I clean the trap and the door vent before I haul out the clean, dry clothes each time. And check before stuffing the wet clothes in. Apparently living in a cat-infested household leads to much more lint production. :smiley:

This is absolute truth. In my house, we’re getting to the point where the lint trap has about 45% clothes lint, 45% cat hair, and 10% wad of long red hairs (mine) clumped up together like a miniature auburn dreadlock. That’s how I know when it’s time to get a haircut - when my hair contributes more than a quarter of any load’s lint.

I should save them for a rasta wig. Recycle, you know?

You use dryer sheets? What for exactly? I’ve always thought they were just a useless product.

They really do reduce static significantly. I don’t know how much they soften.
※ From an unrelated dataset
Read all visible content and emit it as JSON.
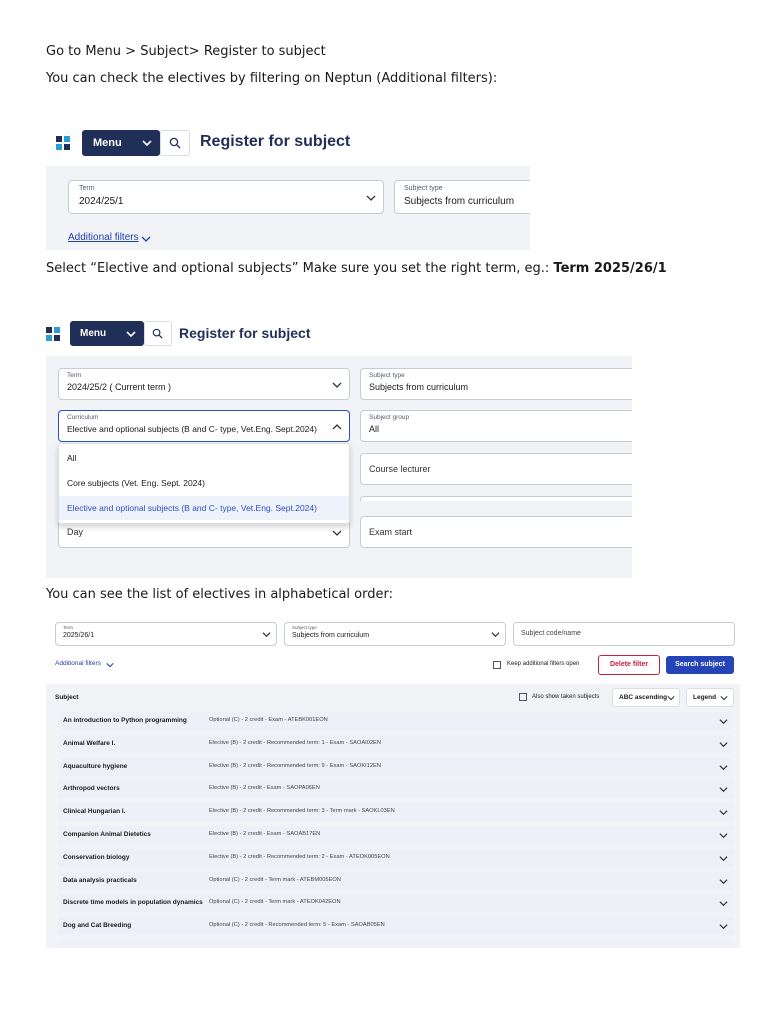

I’m a before person. I developed that habit when I shared a house with someone who never cleaned the lint filter. I had to clean it before to make sure my clothes dried properly.

Before. I live alone and so there is no one to be annoyed with me if I don’t do it after.

Even better than dryer sheets is liquid fabric softener, which really does soften clothing significantly as well as reduce static, and I find my clothing ends up less wrinkled as well. And you don’t even have to pay attention to the rinse cycle to run in and put it in your machine, either; you can buy this $1.50 object called a “Downy ball” in the laundry aisle of your supermarket that you just put the fabric softener into, and it somehow magically knows to release it into the rinse cycle.

So I don’t end up with the residue on my lint trap that others have mentioned coming from dryer sheets – the liquid softener doesn’t seem to leave that residue.

We had to stop using liquid softener, because it clogs the drains. Badly. And it’s a real pain to clear the clogs. But I agree that it works much better than dryer sheets. (And you can tell whether the dryer load had the sheets or not, because of the amount of static in the laundry.)

Wow, I’ve been using the liquid for over ten years now with nary a drain plug. I’ve never heard of that one before. Maybe it’s just a peculiarity of your drainage system?